As lesões de WA comprometem fundamentalmente o lobo parietal e parte do lobo frontal esquerdos. Mais uma vez, o fascículo arcuado parece estar lesado. Outra vez, tem-se o isolamento entre o lobo temporal e as áreas frontais no hemisfério esquerdo. WA é uma criança que tem uma hemiplegia direita e dificuldades articulatórias. Entretanto, é também capaz de uma boa compreensão da linguagem falada, comprovada pelo seu bom rendimentos nos jogos de ordenação, memorização, interpretação e reconstrução. Um fato marcante em sua linguagem é a ausência do uso das palavras funcionais: artigos, preposições, etc. Esse fato está de acordo com o comprometimento córtex frontal esquerdo observado neste indivíduo (pe, Pinker, 1995; Rocha, 1999).

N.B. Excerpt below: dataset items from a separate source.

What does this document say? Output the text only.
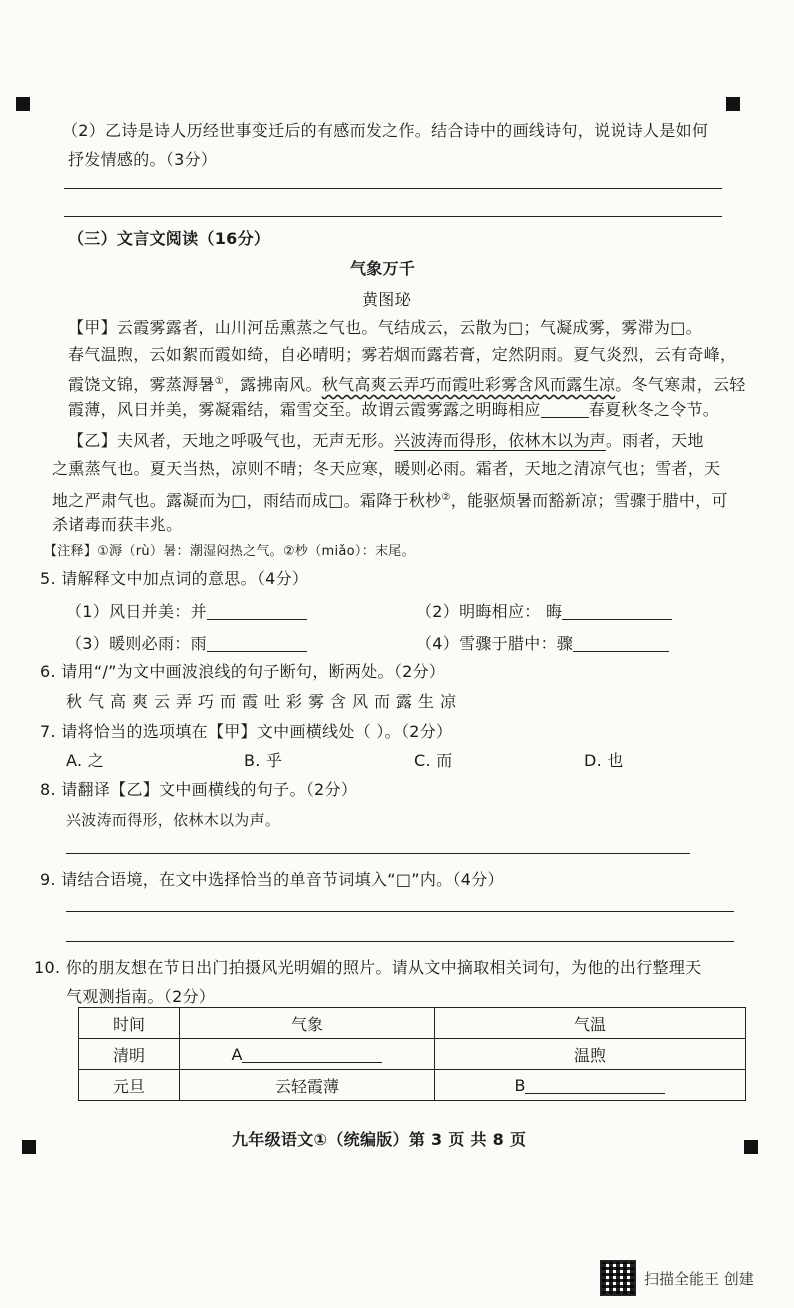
（2）乙诗是诗人历经世事变迁后的有感而发之作。结合诗中的画线诗句，说说诗人是如何
抒发情感的。（3分）
（三）文言文阅读（16分）
气象万千
黄图珌
【甲】云霞雾露者，山川河岳熏蒸之气也。气结成云，云散为□；气凝成雾，雾滞为□。
春气温煦，云如絮而霞如绮，自必晴明；雾若烟而露若膏，定然阴雨。夏气炎烈，云有奇峰，
霞饶文锦，雾蒸溽暑①，露拂南风。秋气高爽云弄巧而霞吐彩雾含风而露生凉。冬气寒肃，云轻
霞薄，风日并美，雾凝霜结，霜雪交至。故谓云霞雾露之明晦相应	春夏秋冬之令节。
【乙】夫风者，天地之呼吸气也，无声无形。兴波涛而得形，依林木以为声。雨者，天地
之熏蒸气也。夏天当热，凉则不晴；冬天应寒，暖则必雨。霜者，天地之清凉气也；雪者，天
地之严肃气也。露凝而为□，雨结而成□。霜降于秋杪②，能驱烦暑而豁新凉；雪骤于腊中，可
杀诸毒而获丰兆。
【注释】①溽（rù）暑：潮湿闷热之气。②杪（miǎo）：末尾。
5. 请解释文中加点词的意思。（4分）
（1）风日并美：并	（2）明晦相应： 晦
（3）暖则必雨：雨	（4）雪骤于腊中：骤
6. 请用“/”为文中画波浪线的句子断句，断两处。（2分）
秋气高爽云弄巧而霞吐彩雾含风而露生凉
7. 请将恰当的选项填在【甲】文中画横线处（ ）。（2分）
A. 之	B. 乎	C. 而	D. 也
8. 请翻译【乙】文中画横线的句子。（2分）
兴波涛而得形，依林木以为声。
9. 请结合语境，在文中选择恰当的单音节词填入“□”内。（4分）
10. 你的朋友想在节日出门拍摄风光明媚的照片。请从文中摘取相关词句，为他的出行整理天
气观测指南。（2分）
时间	气象	气温
清明	A	温煦
元旦	云轻霞薄	B
九年级语文①（统编版）第 3 页 共 8 页
扫描全能王 创建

Os MAREs apresentados na fig. 5 para o indivíduo WA, mostram claramente uma redução da atividade nas derivações temporoparietais esquerda, compatível com a lesão estrutural observada na MRI. Uma vez mais, há um isolamento do lobo temporal em relação ao frontal, no hemisfério esquerdo. Outra vez, observa-se uma compensação desse isolamento, por um aumento do envolvimento do hemisfério direito no processamento da informação verbal.

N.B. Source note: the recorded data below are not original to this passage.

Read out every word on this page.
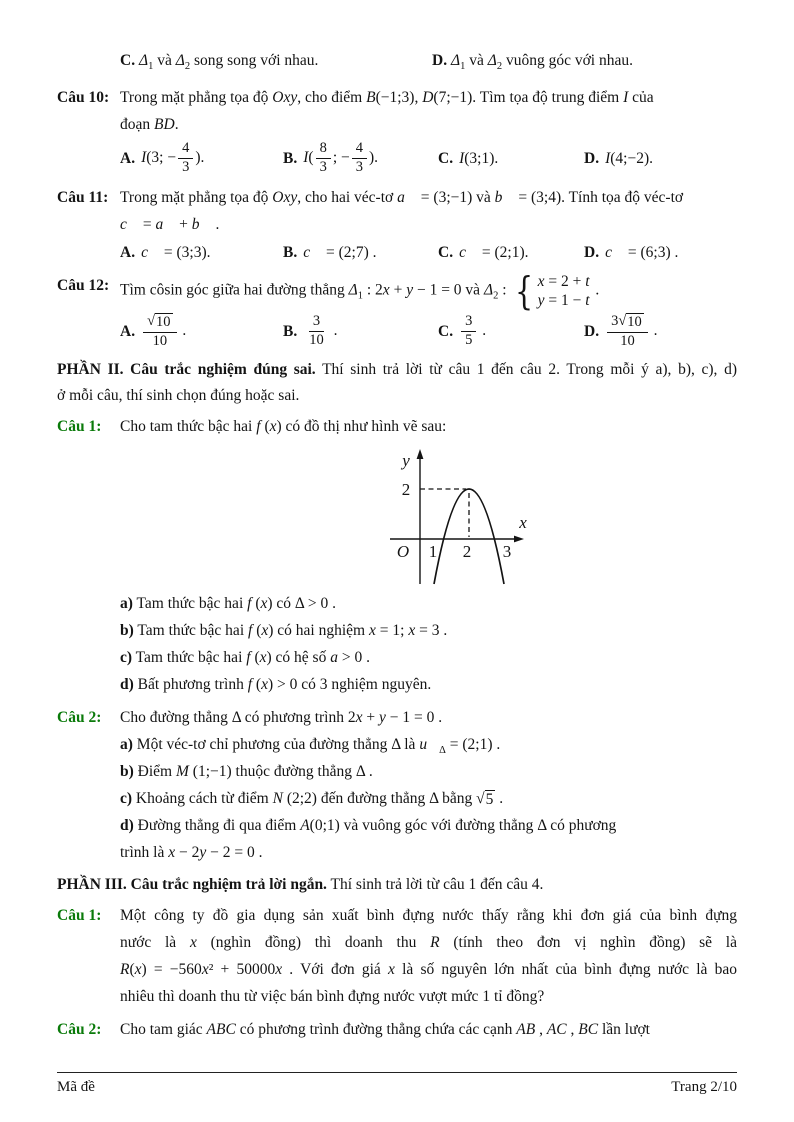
C. $\Delta_1$ và $\Delta_2$ song song với nhau.	D. $\Delta_1$ và $\Delta_2$ vuông góc với nhau.
Câu 10: Trong mặt phẳng tọa độ Oxy, cho điểm B(−1;3), D(7;−1). Tìm tọa độ trung điểm I của
đoạn BD.
A. I(3; − $\frac{4}{3}$ ).	B. $I( \frac{8}{3}$ ; − $\frac{4}{3}$ ).	C. I(3;1).	D. I(4;−2).
Câu 11: Trong mặt phẳng tọa độ Oxy, cho hai véc-tơ a⃗ = (3;−1) và b⃗ = (3;4). Tính tọa độ véc-tơ
c⃗ = a⃗ + b⃗ .
A. c⃗ = (3;3).	B. c⃗ = (2;7) .	C. c⃗ = (2;1).	D. c⃗ = (6;3) .
Câu 12: Tìm côsin góc giữa hai đường thẳng $\Delta_1$ : 2x + y − 1 = 0 và $\Delta_2$ : { x = 2 + t
y = 1 − t
.
A. $\frac{√ 10}{10}$ .	B. $\frac{3}{10}$ .	C. $\frac{3}{5}$ .	D. $\frac{3 √ 10}{10}$ .
PHẦN II. Câu trắc nghiệm đúng sai. Thí sinh trả lời từ câu 1 đến câu 2. Trong mỗi ý a), b), c), d)
ở mỗi câu, thí sinh chọn đúng hoặc sai.
Câu 1:	Cho tam thức bậc hai f (x) có đồ thị như hình vẽ sau:
y
2
O 1 2 3
x
a) Tam thức bậc hai f (x) có Δ > 0 .
b) Tam thức bậc hai f (x) có hai nghiệm x = 1; x = 3 .
c) Tam thức bậc hai f (x) có hệ số a > 0 .
d) Bất phương trình f (x) > 0 có 3 nghiệm nguyên.
Câu 2:	Cho đường thẳng Δ có phương trình 2x + y − 1 = 0 .
a) Một véc-tơ chỉ phương của đường thẳng Δ là $u⃗_\Delta$ = (2;1) .
b) Điểm M (1;−1) thuộc đường thẳng Δ .
c) Khoảng cách từ điểm N (2;2) đến đường thẳng Δ bằng √ 5 .
d) Đường thẳng đi qua điểm A(0;1) và vuông góc với đường thẳng Δ có phương
trình là x − 2y − 2 = 0 .
PHẦN III. Câu trắc nghiệm trả lời ngắn. Thí sinh trả lời từ câu 1 đến câu 4.
Câu 1:	Một công ty đồ gia dụng sản xuất bình đựng nước thấy rằng khi đơn giá của bình đựng
nước là x (nghìn đồng) thì doanh thu R (tính theo đơn vị nghìn đồng) sẽ là
R(x) = −560x² + 50000x . Với đơn giá x là số nguyên lớn nhất của bình đựng nước là bao
nhiêu thì doanh thu từ việc bán bình đựng nước vượt mức 1 tỉ đồng?
Câu 2:	Cho tam giác ABC có phương trình đường thẳng chứa các cạnh AB , AC , BC lần lượt
Mã đề	Trang 2/10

As lesões de KTG se restringem ao hemisfério direito. Nesse caso, a participação do hemisfério esquerdo no processamento verbal fica claramente demonstrada nos MAREs apresentados na fig. 6. KTG é capaz de uma boa compreensão da linguagem, como demonstra seu bom rendimento nos jogos de linguagem. A pobreza de seu uso da linguagem expressiva está relacionado ao sua deficiência mental. Aliás, a inclusão de KTG nesse trabalho tem por finalidade apresentar um padrão de comparação para as crianças ARM e WA, também portadoras de deficiência mental. Dessa maneira, pode-se ressaltar que a plasticidade neural é a responsável pela capacidade de linguagem nessas duas crianças, e que a eventual pobreza do uso da linguagem que elas fazem, está mais associada à uma menor capacidade de processamento cerebral, devido à sua deficiência mental, do que às lesão específicas das áreas verbais do hemisfério esquerdo.